In your application form you must draw a connection between the medical condition and its effect on your performance in each examination you are applying for.
Your supporting evidence must include either a completed medical certificate template or an original medical certificate (or certified copy) on letterhead from a registered medical practitioner. The certificate must include the full name and signature of the medical practitioner together with contact details of the medical practitioner or their medical practice and must state the following:
The date on which the health practitioner examined you
The nature, severity and duration of the medical complaint
The health practitioner's opinion regarding the impact of the medical condition on your performance/ability to sit an exam on the date concerned, as applicable.
Please note the following points about the evidence you provide:
A statement that only declares that the patient was ‘not fit for duty’ or, was ‘suffering from a medical condition’ will not be accepted if it does not include the required information in points 1, 2 and 3 above.
Documents must be originals or certified copies. We advise you to keep a photocopy of your completed application for your records.
Any supporting documentation should account for the dates that are specified in your application.
Medical Certificates are legal documents and cannot be backdated.
The University will not accept medical certificates issued by a person who is a close associate or near relative of the student. Examples of near relatives are: partner, child, brother, sister or parent. Examples of close associates are: close friends, neighbours and partners or children of colleagues.
Attempts to alter or otherwise amend or falsify information contained in a medical certificate or letter issued by a registered health practitioner may be considered a crime under the Queensland Criminal Code Act (1899) and may result in disciplinary action by the University against the student.

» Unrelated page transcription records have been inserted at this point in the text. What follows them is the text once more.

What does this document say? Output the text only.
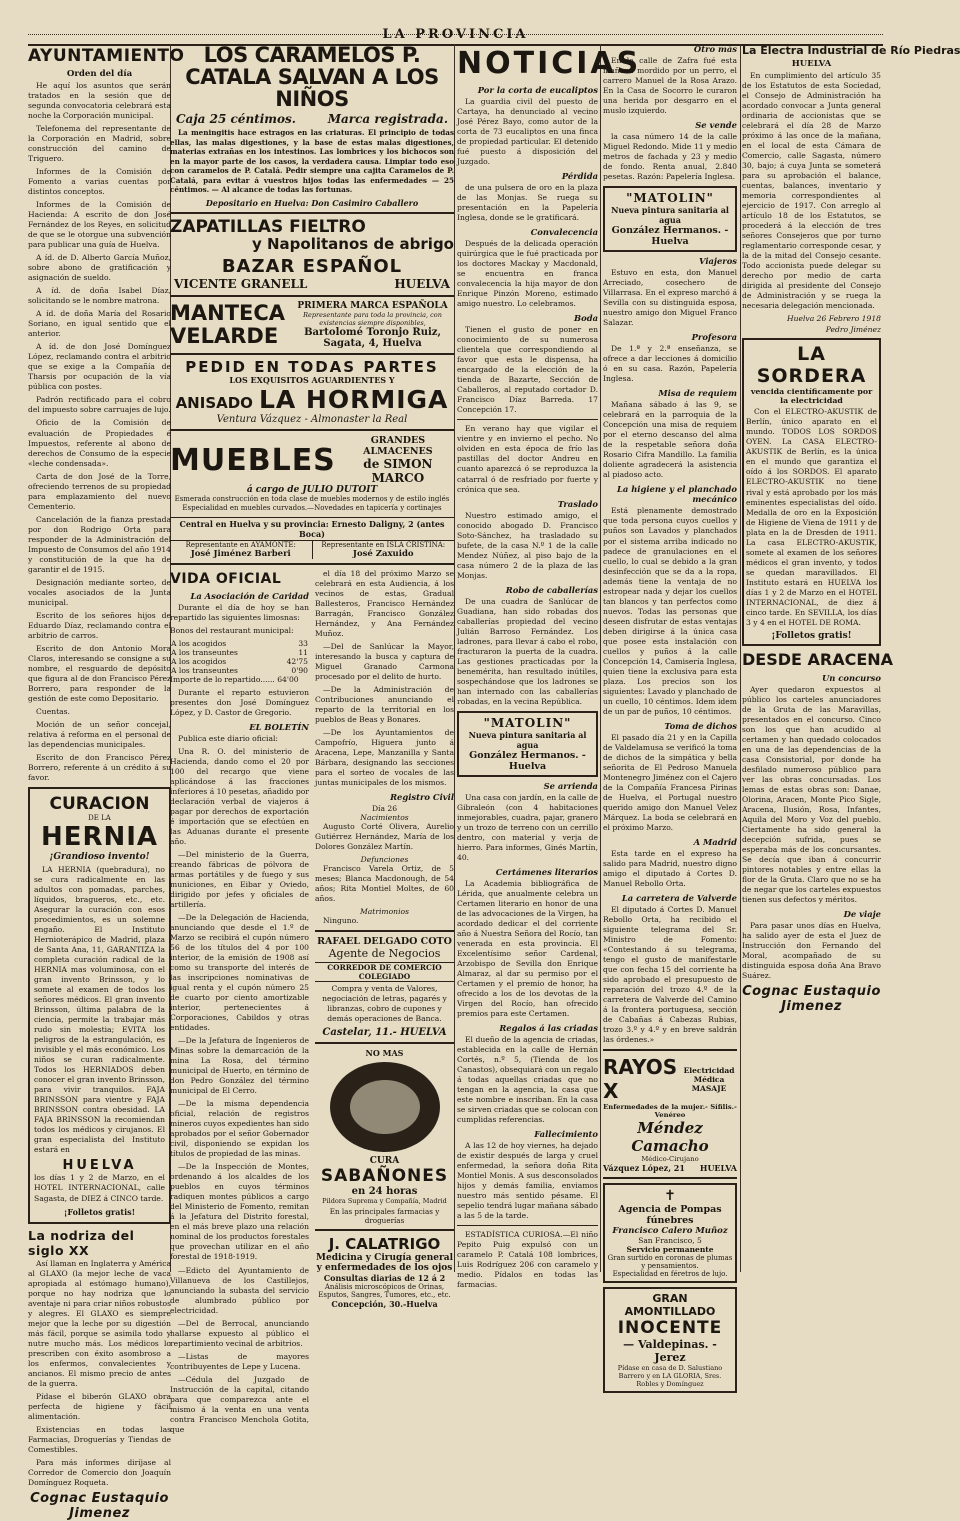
LA PROVINCIA
AYUNTAMIENTO
Orden del día

He aquí los asuntos que serán tratados en la sesión que de segunda convocatoria celebrará esta noche la Corporación municipal.

Telefonema del representante de la Corporación en Madrid, sobre construcción del camino de Triguero.

Informes de la Comisión de Fomento a varias cuentas por distintos conceptos.

Informes de la Comisión de Hacienda: A escrito de don José Fernández de los Reyes, en solicitud de que se le otorgue una subvención para publicar una guía de Huelva.

A íd. de D. Alberto García Muñoz, sobre abono de gratificación y asignación de sueldo.

A íd. de doña Isabel Díaz, solicitando se le nombre matrona.

A íd. de doña María del Rosario Soriano, en igual sentido que el anterior.

A íd. de don José Domínguez López, reclamando contra el arbitrio que se exige a la Compañía de Tharsis por ocupación de la vía pública con postes.

Padrón rectificado para el cobro del impuesto sobre carruajes de lujo.

Oficio de la Comisión de evaluación de Propiedades é Impuestos, referente al abono de derechos de Consumo de la especie «leche condensada».

Carta de don José de la Torre, ofreciendo terrenos de su propiedad para emplazamiento del nuevo Cementerio.

Cancelación de la fianza prestada por don Rodrigo Orta para responder de la Administración del Impuesto de Consumos del año 1914 y constitución de la que ha de garantir el de 1915.

Designación mediante sorteo, de vocales asociados de la Junta municipal.

Escrito de los señores hijos de Eduardo Díaz, reclamando contra el arbitrio de carros.

Escrito de don Antonio Mora Claros, interesando se consigne a su nombre, el resguardo de depósito que figura al de don Francisco Pérez Borrero, para responder de la gestión de este como Depositario.

Cuentas.

Moción de un señor concejal, relativa á reforma en el personal de las dependencias municipales.

Escrito de don Francisco Pérez Borrero, referente á un crédito á su favor.

CURACION
DE LA
HERNIA
¡Grandioso invento!

LA HERNIA (quebradura), no se cura radicalmente en las adultos con pomadas, parches, líquidos, bragueros, etc., etc. Asegurar la curación con esos procedimientos, es un solemne engaño. El Instituto Hernioterápico de Madrid, plaza de Santa Ana, 11, GARANTIZA la completa curación radical de la HERNIA mas voluminosa, con el gran invento Brinsson, y lo somete al examen de todos los señores médicos. El gran invento Brinsson, última palabra de la ciencia, permite la trabajar más rudo sin molestia; EVITA los peligros de la estrangulación, es invisible y el más económico. Los niños se curan radicalmente. Todos los HERNIADOS deben conocer el gran invento Brinsson, para vivir tranquilos. FAJA BRINSSON para vientre y FAJA BRINSSON contra obesidad. LA FAJA BRINSSON la recomiendan todos los médicos y cirujanos. El gran especialista del Instituto estará en

HUELVA

los días 1 y 2 de Marzo, en el HOTEL INTERNACIONAL, calle Sagasta, de DIEZ á CINCO tarde.

¡Folletos gratis!
La nodriza del siglo XX

Así llaman en Inglaterra y América al GLAXO (la mejor leche de vaca apropiada al estómago humano), porque no hay nodriza que lo aventaje ni para criar niños robustos y alegres. El GLAXO es siempre mejor que la leche por su digestión más fácil, porque se asimila todo y nutre mucho más. Los médicos lo prescriben con éxito asombroso a los enfermos, convalecientes y ancianos. El mismo precio de antes de la guerra.

Pídase el biberón GLAXO obra perfecta de higiene y fácil alimentación.

Existencias en todas las Farmacias, Droguerías y Tiendas de Comestibles.

Para más informes diríjase al Corredor de Comercio don Joaquín Domínguez Roqueta.

Cognac Eustaquio Jimenez
LOS CARAMELOS P. CATALA SALVAN A LOS NIÑOS
Caja 25 céntimos.	Marca registrada.

La meningitis hace estragos en las criaturas. El principio de todas ellas, las malas digestiones, y la base de estas malas digestiones, materias extrañas en los intestinos. Las lombrices y los bichocos son en la mayor parte de los casos, la verdadera causa. Limpiar todo eso con caramelos de P. Catalá. Pedir siempre una cajita Caramelos de P. Catalá, para evitar á vuestros hijos todas las enfermedades — 25 céntimos. — Al alcance de todas las fortunas.

Depositario en Huelva: Don Casimiro Caballero
ZAPATILLAS FIELTRO
y Napolitanos de abrigo
BAZAR ESPAÑOL
VICENTE GRANELL	HUELVA
MANTECA
VELARDE
PRIMERA MARCA ESPAÑOLA
Representante para toda la provincia, con existencias siempre disponibles,
Bartolomé Toronjo Ruiz, Sagata, 4, Huelva
PEDID EN TODAS PARTES
LOS EXQUISITOS AGUARDIENTES Y
ANISADO LA HORMIGA
Ventura Vázquez - Almonaster la Real
MUEBLES
GRANDES ALMACENES
de SIMON MARCO
á cargo de JULIO DUTOIT

Esmerada construcción en toda clase de muebles modernos y de estilo inglés Especialidad en muebles curvados.—Novedades en tapicería y cortinajes

Central en Huelva y su provincia: Ernesto Daligny, 2 (antes Boca)
Representante en AYAMONTE:
José Jiménez Barberi
Representante en ISLA CRISTINA:
José Zaxuido
VIDA OFICIAL
La Asociación de Caridad

Durante el día de hoy se han repartido las siguientes limosnas:

Bonos del restaurant municipal:

A los acogidos	33
A los transeuntes	11
A los acogidos	42'75
A los transeuntes	0'90

Importe de lo repartido...... 64'00

Durante el reparto estuvieron presentes don José Domínguez López, y D. Castor de Gregorio.

EL BOLETÍN

Publica este diario oficial:

Una R. O. del ministerio de Hacienda, dando como el 20 por 100 del recargo que viene aplicándose á las fracciones inferiores á 10 pesetas, añadido por declaración verbal de viajeros á pagar por derechos de exportación é importación que se efectúen en las Aduanas durante el presente año.

—Del ministerio de la Guerra, creando fábricas de pólvora de armas portátiles y de fuego y sus municiones, en Eibar y Oviedo, dirigido por jefes y oficiales de artillería.

—De la Delegación de Hacienda, anunciando que desde el 1.º de Marzo se recibirá el cupón número 56 de los títulos del 4 por 100 interior, de la emisión de 1908 así como su transporte del interés de las inscripciones nominativas de igual renta y el cupón número 25 de cuarto por ciento amortizable interior, pertenecientes á Corporaciones, Cabildos y otras entidades.

—De la Jefatura de Ingenieros de Minas sobre la demarcación de la mina La Rosa, del término municipal de Huerto, en término de don Pedro González del término municipal de El Cerro.

—De la misma dependencia oficial, relación de registros mineros cuyos expedientes han sido aprobados por el señor Gobernador civil, disponiendo se expidan los títulos de propiedad de las minas.

—De la Inspección de Montes, ordenando á los alcaldes de los pueblos en cuyos términos radiquen montes públicos a cargo del Ministerio de Fomento, remitan á la Jefatura del Distrito forestal, en el más breve plazo una relación nominal de los productos forestales que provechan utilizar en el año forestal de 1918-1919.

—Edicto del Ayuntamiento de Villanueva de los Castillejos, anunciando la subasta del servicio de alumbrado público por electricidad.

—Del de Berrocal, anunciando hallarse expuesto al público el repartimiento vecinal de arbitrios.

—Listas de mayores contribuyentes de Lepe y Lucena.

—Cédula del Juzgado de Instrucción de la capital, citando para que comparezca ante el mismo á la venta en una venta contra Francisco Menchola Gotita, que

el día 18 del próximo Marzo se celebrará en esta Audiencia, á los vecinos de estas, Gradual Ballesteros, Francisco Hernández Barragán, Francisco González Hernández, y Ana Fernández Muñoz.

—Del de Sanlúcar la Mayor, interesando la busca y captura de Miguel Granado Carmona procesado por el delito de hurto.

—De la Administración de Contribuciones anunciando el reparto de la territorial en los pueblos de Beas y Bonares.

—De los Ayuntamientos de Campofrío, Higuera junto á Aracena, Lepe, Manzanilla y Santa Bárbara, designando las secciones para el sorteo de vocales de las juntas municipales de los mismos.

Registro Civil
Día 26
Nacimientos

Augusto Corté Olivera, Aurelio Gutiérrez Hernández, María de los Dolores González Martín.

Defunciones

Francisco Varela Ortiz, de 5 meses; Blanca Macdonough, de 54 años; Rita Montiel Moltes, de 60 años.

Matrimonios

Ninguno.

RAFAEL DELGADO COTO
Agente de Negocios
CORREDOR DE COMERCIO COLEGIADO

Compra y venta de Valores, negociación de letras, pagarés y libranzas, cobro de cupones y demás operaciones de Banca.

Castelar, 11.- HUELVA
NO MAS
CURA
SABAÑONES
en 24 horas
Pildora Suprema y Compañía, Madrid
En las principales farmacias y droguerías
J. CALATRIGO
Medicina y Cirugía general
y enfermedades de los ojos
Consultas diarias de 12 á 2
Análisis microscópicos de Orinas, Esputos, Sangres, Tumores, etc., etc.
Concepción, 30.-Huelva
NOTICIAS
Por la corta de eucaliptos

La guardia civil del puesto de Cartaya, ha denunciado al vecino José Pérez Bayo, como autor de la corta de 73 eucaliptos en una finca de propiedad particular. El detenido fué puesto á disposición del Juzgado.

Pérdida

de una pulsera de oro en la plaza de las Monjas. Se ruega su presentación en la Papelería Inglesa, donde se le gratificará.

Convalecencia

Después de la delicada operación quirúrgica que le fué practicada por los doctores Mackay y Macdonald, se encuentra en franca convalecencia la hija mayor de don Enrique Pinzón Moreno, estimado amigo nuestro. Lo celebramos.

Boda

Tienen el gusto de poner en conocimiento de su numerosa clientela que correspondiendo al favor que esta le dispensa, ha encargado de la elección de la tienda de Bazarte, Sección de Caballeros, al reputado cortador D. Francisco Díaz Barreda. 17 Concepción 17.

En verano hay que vigilar el vientre y en invierno el pecho. No olviden en esta época de frío las pastillas del doctor Andreu en cuanto aparezcá ó se reproduzca la catarral ó de resfriado por fuerte y crónica que sea.

Traslado

Nuestro estimado amigo, el conocido abogado D. Francisco Soto-Sánchez, ha trasladado su bufete, de la casa N.º 1 de la calle Mendez Núñez, al piso bajo de la casa número 2 de la plaza de las Monjas.

Robo de caballerías

De una cuadra de Sanlúcar de Guadiana, han sido robadas dos caballerías propiedad del vecino Julián Barroso Fernández. Los ladrones, para llevar á cabo el robo, fracturaron la puerta de la cuadra. Las gestiones practicadas por la benemérita, han resultado inútiles, sospechándose que los ladrones se han internado con las caballerías robadas, en la vecina República.

"MATOLIN"
Nueva pintura sanitaria al agua
González Hermanos. - Huelva
Se arrienda

Una casa con jardín, en la calle de Gibraleón (con 4 habitaciones inmejorables, cuadra, pajar, granero y un trozo de terreno con un cerrillo dentro, con material y verja de hierro. Para informes, Ginés Martín, 40.

Certámenes literarios

La Academia bibliográfica de Lérida, que anualmente celebra un Certamen literario en honor de una de las advocaciones de la Virgen, ha acordado dedicar el del corriente año á Nuestra Señora del Rocío, tan venerada en esta provincia. El Excelentísimo señor Cardenal, Arzobispo de Sevilla don Enrique Almaraz, al dar su permiso por el Certamen y el premio de honor, ha ofrecido a los de los devotas de la Virgen del Rocío, han ofrecido premios para este Certamen.

Regalos á las criadas

El dueño de la agencia de criadas, establecida en la calle de Hernán Cortés, n.º 5, (Tienda de los Canastos), obsequiará con un regalo á todas aquellas criadas que no tengan en la agencia, la casa que este nombre e inscriban. En la casa se sirven criadas que se colocan con cumplidas referencias.

Fallecimiento

A las 12 de hoy viernes, ha dejado de existir después de larga y cruel enfermedad, la señora doña Rita Montiel Monis. A sus desconsolados hijos y demás familia, enviamos nuestro más sentido pésame. El sepelio tendrá lugar mañana sábado a las 5 de la tarde.

ESTADÍSTICA CURIOSA.—El niño Pepito Puig expulsó con un caramelo P. Catalá 108 lombrices, Luis Rodríguez 206 con caramelo y medio. Pídalos en todas las farmacias.

Otro más

En la calle de Zafra fué esta mañana mordido por un perro, el carrero Manuel de la Rosa Arazo. En la Casa de Socorro le curaron una herida por desgarro en el muslo izquierdo.

Se vende

la casa número 14 de la calle Miguel Redondo. Mide 11 y medio metros de fachada y 23 y medio de fondo. Renta anual, 2.840 pesetas. Razón: Papelería Inglesa.

"MATOLIN"
Nueva pintura sanitaria al agua
González Hermanos. - Huelva
Viajeros

Estuvo en esta, don Manuel Arreciado, cosechero de Villarrasa. En el expreso marchó á Sevilla con su distinguida esposa, nuestro amigo don Miguel Franco Salazar.

Profesora

De 1.ª y 2.ª enseñanza, se ofrece a dar lecciones á domicilio ó en su casa. Razón, Papelería Inglesa.

Misa de requiem

Mañana sábado á las 9, se celebrará en la parroquia de la Concepción una misa de requiem por el eterno descanso del alma de la respetable señora doña Rosario Cifra Mandillo. La familia doliente agradecerá la asistencia al piadoso acto.

La higiene y el planchado mecánico

Está plenamente demostrado que toda persona cuyos cuellos y puños son Lavados y planchados por el sistema arriba indicado no padece de granulaciones en el cuello, lo cual se debido a la gran desinfección que se da a la ropa, además tiene la ventaja de no estropear nada y dejar los cuellos tan blancos y tan perfectos como nuevos. Todas las personas que deseen disfrutar de estas ventajas deben dirigirse á la única casa que posee esta instalación con cuellos y puños á la calle Concepción 14, Camisería Inglesa, quien tiene la exclusiva para esta plaza. Los precios son los siguientes: Lavado y planchado de un cuello, 10 céntimos. Idem idem de un par de puños, 10 céntimos.

Toma de dichos

El pasado día 21 y en la Capilla de Valdelamusa se verificó la toma de dichos de la simpática y bella señorita de El Pedroso Manuela Montenegro Jiménez con el Cajero de la Compañía Francesa Pirinas de Huelva, el Portugal nuestro querido amigo don Manuel Velez Márquez. La boda se celebrará en el próximo Marzo.

A Madrid

Esta tarde en el expreso ha salido para Madrid, nuestro digno amigo el diputado á Cortes D. Manuel Rebollo Orta.

La carretera de Valverde

El diputado á Cortes D. Manuel Rebollo Orta, ha recibido el siguiente telegrama del Sr. Ministro de Fomento: «Contestando á su telegrama, tengo el gusto de manifestarle que con fecha 15 del corriente ha sido aprobado el presupuesto de reparación del trozo 4.º de la carretera de Valverde del Camino á la frontera portuguesa, sección de Cabañas á Cabezas Rubias, trozo 3.º y 4.º y en breve saldrán las órdenes.»

RAYOS X
Electricidad Médica
MASAJE
Enfermedades de la mujer.- Sífilis.- Venéreo
Méndez Camacho
Médico-Cirujano
Vázquez López, 21 HUELVA
✝
Agencia de Pompas fúnebres
Francisco Calero Muñoz
San Francisco, 5
Servicio permanente
Gran surtido en coronas de plumas y pensamientos.
Especialidad en féretros de lujo.
GRAN AMONTILLADO
INOCENTE
— Valdepinas. - Jerez
Pídase en casa de D. Salustiano Barrero y en LA GLORIA, Sres. Robles y Domínguez
La Electra Industrial de Río Piedras
HUELVA

En cumplimiento del artículo 35 de los Estatutos de esta Sociedad, el Consejo de Administración ha acordado convocar a Junta general ordinaria de accionistas que se celebrará el día 28 de Marzo próximo á las once de la mañana, en el local de esta Cámara de Comercio, calle Sagasta, número 30, bajo; á cuya Junta se someterá para su aprobación el balance, cuentas, balances, inventario y memoria correspondientes al ejercicio de 1917. Con arreglo al artículo 18 de los Estatutos, se procederá á la elección de tres señores Consejeros que por turno reglamentario corresponde cesar, y la de la mitad del Consejo cesante. Todo accionista puede delegar su derecho por medio de carta dirigida al presidente del Consejo de Administración y se ruega la necesaria delegación mencionada.

Huelva 26 Febrero 1918
Pedro Jiménez
LA SORDERA
vencida científicamente por la electricidad

Con el ELECTRO-AKUSTIK de Berlín, único aparato en el mundo. TODOS LOS SORDOS OYEN. La CASA ELECTRO-AKUSTIK de Berlín, es la única en el mundo que garantiza el oído á los SORDOS. El aparato ELECTRO-AKUSTIK no tiene rival y está aprobado por los más eminentes especialistas del oído. Medalla de oro en la Exposición de Higiene de Viena de 1911 y de plata en la de Dresden de 1911. La casa ELECTRO-AKUSTIK, somete al examen de los señores médicos el gran invento, y todos se quedan maravillados. El Instituto estará en HUELVA los días 1 y 2 de Marzo en el HOTEL INTERNACIONAL, de diez á cinco tarde. En SEVILLA, los días 3 y 4 en el HOTEL DE ROMA.

¡Folletos gratis!
DESDE ARACENA
Un concurso

Ayer quedaron expuestos al público los carteles anunciadores de la Gruta de las Maravillas, presentados en el concurso. Cinco son los que han acudido al certamen y han quedado colocados en una de las dependencias de la casa Consistorial, por donde ha desfilado numeroso público para ver las obras concursadas. Los lemas de estas obras son: Danae, Olorina, Aracen, Monte Pico Sigle, Aracena, Ilusión, Rosa, Infantes, Aquila del Moro y Voz del pueblo. Ciertamente ha sido general la decepción sufrida, pues se esperaba más de los concursantes. Se decía que iban á concurrir pintores notables y entre ellas la flor de la Gruta. Claro que no se ha de negar que los carteles expuestos tienen sus defectos y méritos.

De viaje

Para pasar unos días en Huelva, ha salido ayer de esta el Juez de Instrucción don Fernando del Moral, acompañado de su distinguida esposa doña Ana Bravo Suárez.

Cognac Eustaquio Jimenez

JCU conducts regular audits of medical certificates, letters and supporting documents issued by registered health practitioners to confirm the authenticity of the document.
Where a document is in a language other than English, the student must provide a translation of the document into English. Translated documents must either be notarised by an Apostille or Notary Public (or equivalent), or have been translated and signed/stamped by the accredited translating service, for example, the National Authority for Accredited Translators and Interpreters.